I've been reading his book The Pathless Path, about stepping away from the default narratives of success and transforming our relationship to work. It resonates with me deeply.

I signed up to have a Curiosity Conversation with him over Zoom recently. Here are 10 things I learned from our call, both about the experience and the content—the pathless path.

Here's Paul's website: https://think-boundless.com/

10 Things I Learned from Having my First Virtual "Curiosity Conversation"

    1. IDEAS ABOUT THE EXPERIENCE: Make serendipity possible

    My connection with him didn't fall from the sky.

    I was reading his book, mentioned it in a video I made with my sister about book recommendations, posted the video on Twitter, and tagged him.

    I didn't know what would come of it, but I put something out into the universe (the Twitterverse in this case), where a web of serendipitous connections is possible.

    2. Be open to serendipity

    Paul responded kindly to the mention and sent links to further reading. And when he suggested I set up a curiosity conversation with him, I took him up on it!

    3. Be generous with your ideas and resources

    During our conversation, he shared references of his ideas, people to look up and get in contact with, links to events and further reading, and search terms to help with what I'm looking for.

    He also shared what he's still experimenting with and trying to figure out.

    I, in turn, shared my story with him, the questions I'm pursuing, and even a book I thought he'd be interested in.

    4. IDEAS ABOUT THE PATHLESS PATH: People don't talk about these things in public.

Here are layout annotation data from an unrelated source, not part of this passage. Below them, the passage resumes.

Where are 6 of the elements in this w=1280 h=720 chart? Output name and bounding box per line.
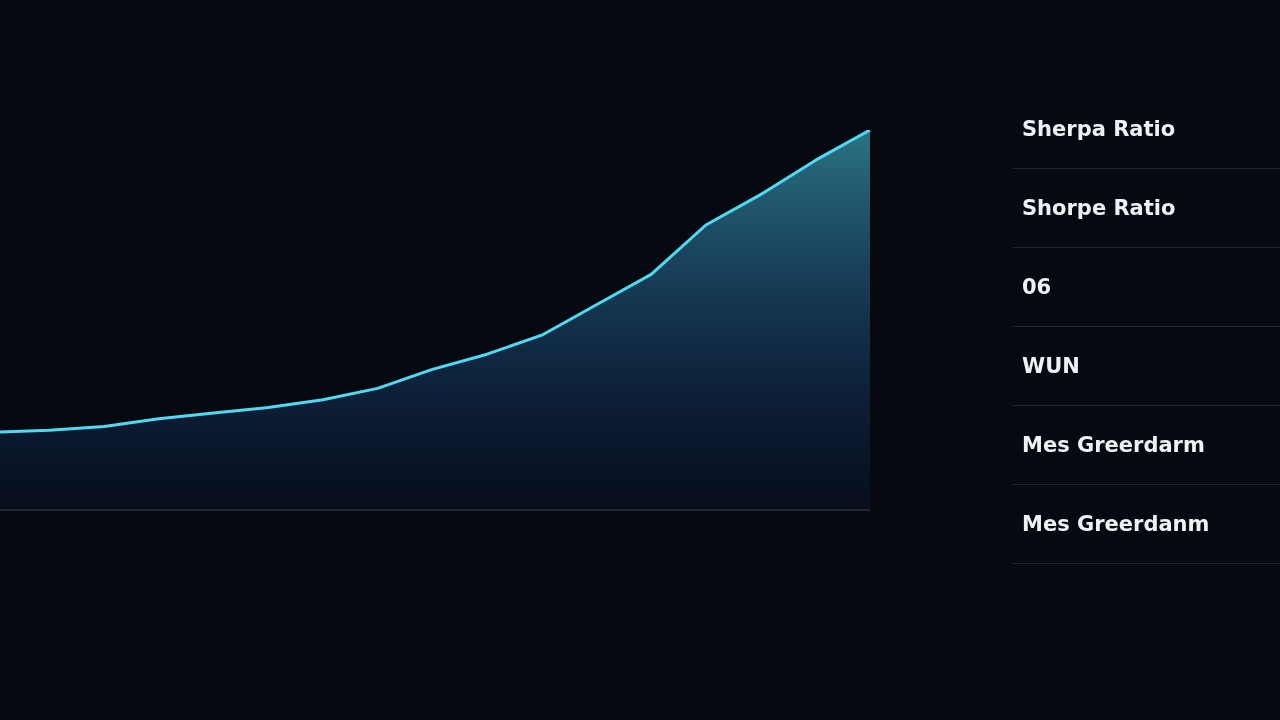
text: 06 [1012, 248, 1280, 327]
text: WUN [1012, 327, 1280, 406]
text: Mes Greerdarm [1012, 406, 1280, 485]
text: Shorpe Ratio [1012, 169, 1280, 248]
text: Sherpa Ratio [1012, 90, 1280, 169]
text: Mes Greerdanm [1012, 485, 1280, 564]
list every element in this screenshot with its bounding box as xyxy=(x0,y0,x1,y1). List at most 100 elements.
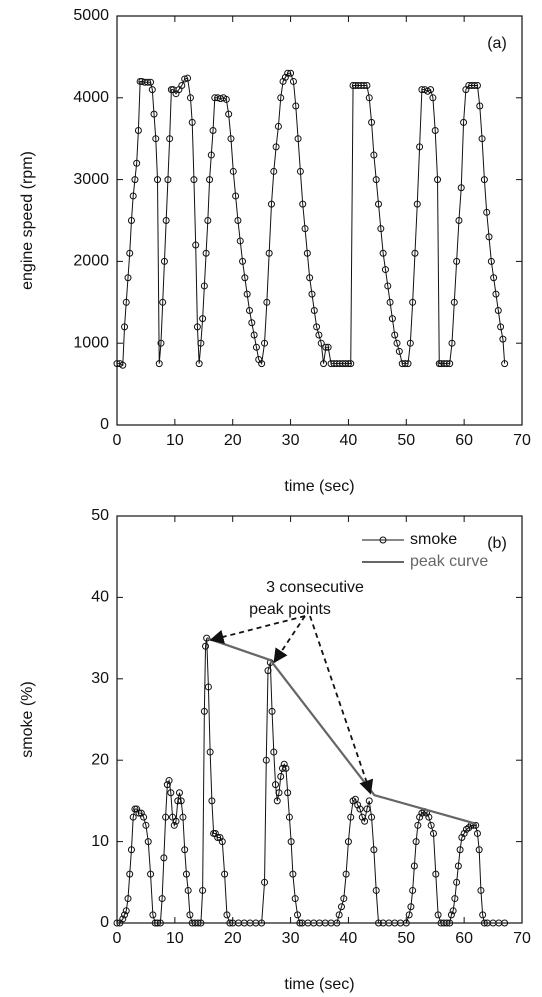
engine-speed-marker xyxy=(388,315,396,323)
series-marker xyxy=(351,795,359,803)
series-marker xyxy=(142,821,150,829)
series-marker xyxy=(429,829,437,837)
series-marker xyxy=(358,813,366,821)
series-marker xyxy=(405,911,413,919)
series-marker xyxy=(162,813,170,821)
engine-speed-marker xyxy=(134,127,142,135)
engine-speed-marker xyxy=(320,360,328,368)
series-marker xyxy=(268,707,276,715)
engine-speed-marker xyxy=(190,176,198,184)
engine-speed-marker xyxy=(342,360,350,368)
engine-speed-marker xyxy=(245,306,253,314)
engine-speed-marker xyxy=(404,360,412,368)
engine-speed-marker xyxy=(131,176,139,184)
y-axis-label: smoke (%) xyxy=(19,681,36,757)
series-marker xyxy=(199,886,207,894)
engine-speed-marker xyxy=(453,257,461,265)
series-marker xyxy=(124,895,132,903)
engine-speed-marker xyxy=(148,86,156,94)
engine-speed-marker xyxy=(250,331,258,339)
series-marker xyxy=(221,870,229,878)
engine-speed-marker xyxy=(206,176,214,184)
engine-speed-marker xyxy=(393,339,401,347)
series-marker xyxy=(337,903,345,911)
engine-speed-marker xyxy=(289,77,297,85)
engine-speed-marker xyxy=(126,249,134,257)
engine-speed-marker xyxy=(227,135,235,143)
series-marker xyxy=(458,834,466,842)
y-tick-label: 0 xyxy=(100,914,109,931)
series-marker xyxy=(410,862,418,870)
series-marker xyxy=(480,919,488,927)
engine-speed-marker xyxy=(159,298,167,306)
engine-speed-marker xyxy=(197,339,205,347)
series-marker xyxy=(294,911,302,919)
engine-speed-marker xyxy=(379,249,387,257)
legend-label: peak curve xyxy=(410,553,488,570)
series-marker xyxy=(342,870,350,878)
series-marker xyxy=(414,821,422,829)
engine-speed-marker xyxy=(121,323,129,331)
engine-speed-marker xyxy=(401,360,409,368)
y-tick-label: 20 xyxy=(91,751,109,768)
series-marker xyxy=(416,813,424,821)
series-marker xyxy=(432,870,440,878)
engine-speed-marker xyxy=(450,298,458,306)
series-marker xyxy=(177,797,185,805)
series-marker xyxy=(135,809,143,817)
engine-speed-marker xyxy=(200,282,208,290)
panel-label: (b) xyxy=(487,535,507,552)
engine-speed-marker xyxy=(265,249,273,257)
engine-speed-marker xyxy=(310,306,318,314)
series-marker xyxy=(270,748,278,756)
series-marker xyxy=(160,854,168,862)
engine-speed-marker xyxy=(222,95,230,103)
engine-speed-marker xyxy=(122,298,130,306)
series-line xyxy=(117,638,505,924)
series-marker xyxy=(170,821,178,829)
series-marker xyxy=(434,911,442,919)
engine-speed-marker xyxy=(427,86,435,94)
engine-speed-marker xyxy=(370,151,378,159)
engine-speed-marker xyxy=(306,274,314,282)
series-marker xyxy=(163,781,171,789)
engine-speed-marker xyxy=(501,360,509,368)
series-marker xyxy=(356,805,364,813)
series-marker xyxy=(202,642,210,650)
series-marker xyxy=(151,919,159,927)
series-marker xyxy=(122,907,130,915)
engine-speed-marker xyxy=(267,200,275,208)
engine-speed-marker xyxy=(127,217,135,224)
series-marker xyxy=(262,756,270,764)
series-marker xyxy=(472,821,480,829)
series-marker xyxy=(174,797,182,805)
series-marker xyxy=(344,838,352,846)
series-marker xyxy=(186,911,194,919)
engine-speed-marker xyxy=(263,298,271,306)
series-marker xyxy=(443,919,451,927)
series-marker xyxy=(282,764,290,772)
series-marker xyxy=(273,797,281,805)
engine-speed-marker xyxy=(192,241,200,249)
engine-speed-marker xyxy=(368,118,376,126)
series-marker xyxy=(363,805,371,813)
x-tick-label: 40 xyxy=(340,930,358,947)
series-marker xyxy=(154,919,161,927)
engine-speed-marker xyxy=(193,323,201,331)
engine-speed-marker xyxy=(236,237,244,245)
engine-speed-marker xyxy=(391,331,399,339)
engine-speed-marker xyxy=(296,167,304,175)
engine-speed-marker xyxy=(195,360,203,368)
engine-speed-marker xyxy=(299,200,307,208)
series-marker xyxy=(182,870,190,878)
engine-speed-marker xyxy=(492,290,500,298)
engine-speed-marker xyxy=(487,257,495,265)
engine-speed-marker xyxy=(274,122,282,130)
engine-speed-marker xyxy=(162,217,170,224)
engine-speed-marker xyxy=(497,323,505,331)
engine-speed-marker xyxy=(377,225,385,233)
x-tick-label: 70 xyxy=(513,930,531,947)
engine-speed-marker xyxy=(448,339,456,347)
series-marker xyxy=(335,911,343,919)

    Many people are disillusioned with conventional beliefs about work—but they often don't talk about it in public.

    We're made to believe that such concerns are our individual burdens to bear. Thus we don't reach out to find others with the same questions.

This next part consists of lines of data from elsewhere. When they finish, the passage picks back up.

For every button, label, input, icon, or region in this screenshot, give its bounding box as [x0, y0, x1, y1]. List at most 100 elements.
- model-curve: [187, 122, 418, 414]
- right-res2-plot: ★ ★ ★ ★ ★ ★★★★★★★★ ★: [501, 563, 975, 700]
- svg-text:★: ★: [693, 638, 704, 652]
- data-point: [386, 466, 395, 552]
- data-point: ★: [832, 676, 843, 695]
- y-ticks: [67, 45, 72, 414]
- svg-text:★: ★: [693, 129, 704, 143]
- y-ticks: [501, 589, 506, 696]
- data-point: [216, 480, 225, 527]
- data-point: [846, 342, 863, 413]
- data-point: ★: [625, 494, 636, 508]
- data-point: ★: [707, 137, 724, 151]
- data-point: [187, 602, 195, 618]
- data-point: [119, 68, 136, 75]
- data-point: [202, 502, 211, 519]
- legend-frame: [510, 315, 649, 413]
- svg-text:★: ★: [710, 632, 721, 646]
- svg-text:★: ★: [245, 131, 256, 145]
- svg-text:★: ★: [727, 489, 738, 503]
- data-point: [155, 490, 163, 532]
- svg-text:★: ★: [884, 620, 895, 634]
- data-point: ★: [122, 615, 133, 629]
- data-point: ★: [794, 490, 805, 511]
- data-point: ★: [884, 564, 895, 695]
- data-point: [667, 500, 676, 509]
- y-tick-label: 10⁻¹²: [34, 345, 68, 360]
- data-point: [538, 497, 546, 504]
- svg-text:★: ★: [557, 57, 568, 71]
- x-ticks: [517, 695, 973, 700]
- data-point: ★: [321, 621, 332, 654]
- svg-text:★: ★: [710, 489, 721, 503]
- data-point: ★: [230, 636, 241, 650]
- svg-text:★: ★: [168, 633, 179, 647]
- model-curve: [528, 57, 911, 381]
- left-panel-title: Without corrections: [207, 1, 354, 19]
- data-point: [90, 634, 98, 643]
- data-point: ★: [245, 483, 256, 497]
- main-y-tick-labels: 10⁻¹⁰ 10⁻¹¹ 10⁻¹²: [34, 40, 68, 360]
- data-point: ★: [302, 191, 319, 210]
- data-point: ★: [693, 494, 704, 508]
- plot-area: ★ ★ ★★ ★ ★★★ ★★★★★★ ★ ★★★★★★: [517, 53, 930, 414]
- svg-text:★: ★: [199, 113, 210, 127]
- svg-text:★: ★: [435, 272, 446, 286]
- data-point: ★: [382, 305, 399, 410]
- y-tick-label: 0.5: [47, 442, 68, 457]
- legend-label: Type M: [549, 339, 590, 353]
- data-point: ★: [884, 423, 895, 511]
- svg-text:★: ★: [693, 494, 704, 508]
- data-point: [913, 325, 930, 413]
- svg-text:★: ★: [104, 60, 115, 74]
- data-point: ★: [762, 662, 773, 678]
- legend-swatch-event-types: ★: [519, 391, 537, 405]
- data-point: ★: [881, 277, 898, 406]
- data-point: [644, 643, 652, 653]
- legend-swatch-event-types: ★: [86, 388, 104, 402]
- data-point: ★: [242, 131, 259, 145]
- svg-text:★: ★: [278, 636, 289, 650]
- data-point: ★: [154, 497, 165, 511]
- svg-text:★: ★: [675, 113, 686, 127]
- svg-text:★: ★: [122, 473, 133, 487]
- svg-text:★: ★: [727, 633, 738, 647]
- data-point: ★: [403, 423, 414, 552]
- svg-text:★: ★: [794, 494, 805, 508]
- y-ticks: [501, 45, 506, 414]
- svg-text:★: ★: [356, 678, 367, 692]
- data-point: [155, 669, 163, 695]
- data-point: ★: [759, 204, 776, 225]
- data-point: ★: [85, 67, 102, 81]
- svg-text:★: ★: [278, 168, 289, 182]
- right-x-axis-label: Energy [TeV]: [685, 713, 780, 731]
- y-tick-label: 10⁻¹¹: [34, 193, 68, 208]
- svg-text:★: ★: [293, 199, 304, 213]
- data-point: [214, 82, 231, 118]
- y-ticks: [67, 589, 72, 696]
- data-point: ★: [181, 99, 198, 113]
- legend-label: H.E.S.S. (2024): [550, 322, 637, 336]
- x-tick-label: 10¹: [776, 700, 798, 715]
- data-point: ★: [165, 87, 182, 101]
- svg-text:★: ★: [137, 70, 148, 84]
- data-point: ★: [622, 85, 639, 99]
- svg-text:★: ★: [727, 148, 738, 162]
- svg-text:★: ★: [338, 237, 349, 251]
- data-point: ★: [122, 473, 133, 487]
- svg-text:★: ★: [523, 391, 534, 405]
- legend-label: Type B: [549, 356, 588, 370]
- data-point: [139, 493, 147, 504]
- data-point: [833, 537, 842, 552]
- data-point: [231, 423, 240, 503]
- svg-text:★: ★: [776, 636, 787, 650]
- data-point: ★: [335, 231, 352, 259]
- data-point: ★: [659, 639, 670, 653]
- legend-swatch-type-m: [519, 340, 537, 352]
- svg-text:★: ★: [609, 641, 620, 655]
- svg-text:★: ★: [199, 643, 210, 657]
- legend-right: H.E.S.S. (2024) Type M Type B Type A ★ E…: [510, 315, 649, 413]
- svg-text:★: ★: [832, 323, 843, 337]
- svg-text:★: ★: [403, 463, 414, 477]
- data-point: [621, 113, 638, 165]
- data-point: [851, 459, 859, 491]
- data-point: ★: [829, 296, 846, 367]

    And yet, in a space that's dedicated and open to these ideas, like a Curiosity Conversation, people are happy to share their thoughts with him.

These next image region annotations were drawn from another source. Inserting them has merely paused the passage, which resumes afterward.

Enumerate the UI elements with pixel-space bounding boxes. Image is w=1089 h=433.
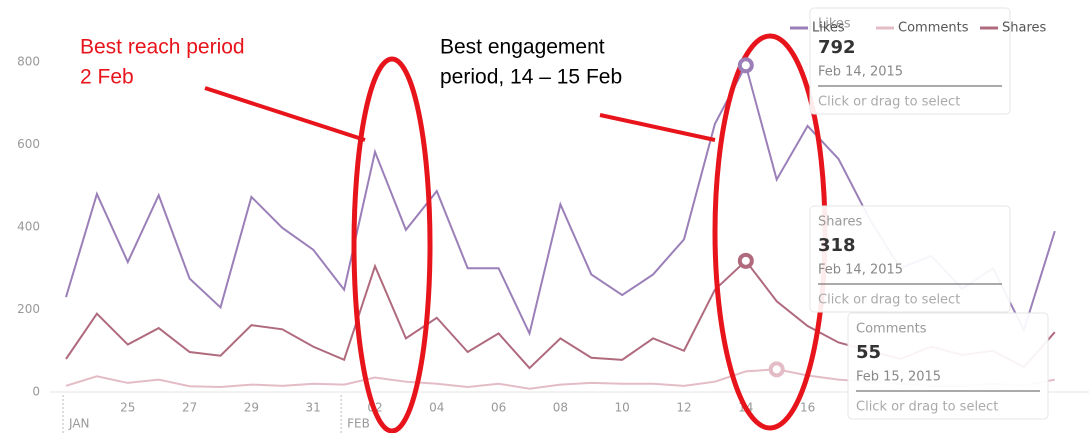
tooltip-value: 792	[818, 37, 856, 58]
legend-label: Likes	[812, 21, 845, 36]
highlight-point	[737, 252, 754, 269]
y-tick-label: 200	[17, 302, 40, 316]
tooltip: Comments 55 Feb 15, 2015 Click or drag to s…	[847, 312, 1049, 420]
tooltip-date: Feb 15, 2015	[856, 370, 941, 385]
annotation-text: period, 14 – 15 Feb	[440, 66, 622, 89]
x-tick-label: 27	[182, 401, 197, 415]
tooltip-hint: Click or drag to select	[818, 293, 960, 308]
tooltip-box	[809, 205, 1011, 313]
highlight-point	[737, 57, 754, 74]
x-tick-label: 06	[491, 401, 506, 415]
tooltip-hint: Click or drag to select	[818, 95, 960, 110]
y-tick-label: 400	[17, 220, 40, 234]
legend-label: Shares	[1002, 21, 1047, 36]
tooltip-hint: Click or drag to select	[856, 400, 998, 415]
annotation-text: 2 Feb	[80, 66, 134, 89]
y-tick-label: 600	[17, 137, 40, 151]
tooltip-box	[847, 312, 1049, 420]
x-tick-label: 08	[553, 401, 568, 415]
x-tick-label: 04	[429, 401, 444, 415]
annotation-pointer	[204, 86, 366, 142]
month-label: FEB	[347, 417, 370, 431]
annotation-pointer	[599, 113, 716, 142]
tooltip-value: 55	[856, 342, 881, 363]
x-tick-label: 25	[120, 401, 135, 415]
x-tick-label: 29	[244, 401, 259, 415]
tooltip: Shares 318 Feb 14, 2015 Click or drag to se…	[809, 205, 1011, 313]
tooltip-series: Likes	[818, 17, 851, 32]
tooltip-series: Shares	[818, 215, 863, 230]
y-tick-label: 800	[17, 55, 40, 69]
legend-label: Comments	[898, 21, 969, 36]
annotation-text: Best engagement	[440, 36, 605, 59]
highlight-ellipse	[351, 56, 433, 433]
highlight-point	[768, 361, 785, 378]
x-tick-label: 12	[676, 401, 691, 415]
y-tick-label: 0	[32, 385, 40, 399]
annotation-text: Best reach period	[80, 36, 245, 59]
tooltip-box	[809, 7, 1011, 115]
tooltip-date: Feb 14, 2015	[818, 263, 903, 278]
x-tick-label: 31	[306, 401, 321, 415]
x-tick-label: 10	[615, 401, 630, 415]
month-label: JAN	[68, 417, 90, 431]
tooltip-series: Comments	[856, 322, 927, 337]
tooltip-value: 318	[818, 235, 856, 256]
tooltip-date: Feb 14, 2015	[818, 65, 903, 80]
x-tick-label: 16	[800, 401, 815, 415]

    5. Stepping off the default path involves managing other people's discomfort.

    People who've only known the default way of doing things get uncomfortable when you don't follow the same rules.

    I think it triggers 2 things in them: envy of someone choosing an alternative path they feel like they didn't have access to and insecurity about their worldview being challenged.

    6. No one in academia recommends academia.

    This was a fascinating point he mentioned.

    While he already felt like the constraints of academic work that revolves around peer-reviewed publication would kill his curiosity, no academic he's met has ever tried to convince him of the path's merit, either.

    7. Indie & self-directed research is a thing.

    He mentioned Andy Matuschak & Tim Ferris as examples here of self-directed education. I need to look into their paths further to know exactly what he means. But this is an area that's endlessly fascinating to me.

    It reminds me of the idea of citizen scientists or "Dark Horses" as Todd Rose describes them: https://www.gse.harvard.edu/news/ed/19/08/follow-dark-horse

    8. Consider how I might design my own PhD program.

    I have a medical degree and yet chose not to practice clinical medicine. I know firsthand that degrees are not everything.

    But I still have academic aspirations. Is there a viable alternative path outside of academia where I can learn research skills and contribute meaningfully to my fields of interest? If so, I want to take it.

    9. Build mentorship into your journey.

    I miss having mentors physically present like I did when I was in college. And since college, I've felt like my mentors have been fewer and farther between.

    But I know that it's also my responsibility to build in mentorship around me: by reaching out, by asking, by reading, by contributing something to people who I learn from. And I know now that mentorship can be as much virtual as it is physical.

    10. My mentors are my age now—and all other ages.

    @JamesAltucher mentioned this in Reinvent Yourself: "Right now, I have mentors ranging in age from 20 to 80."

    This is new for me. I was always the youngest one around, seeing people much older than me as my only potential mentors. But now I'm learning every day from people my age and younger.

    It makes the learning journey lively and dynamic.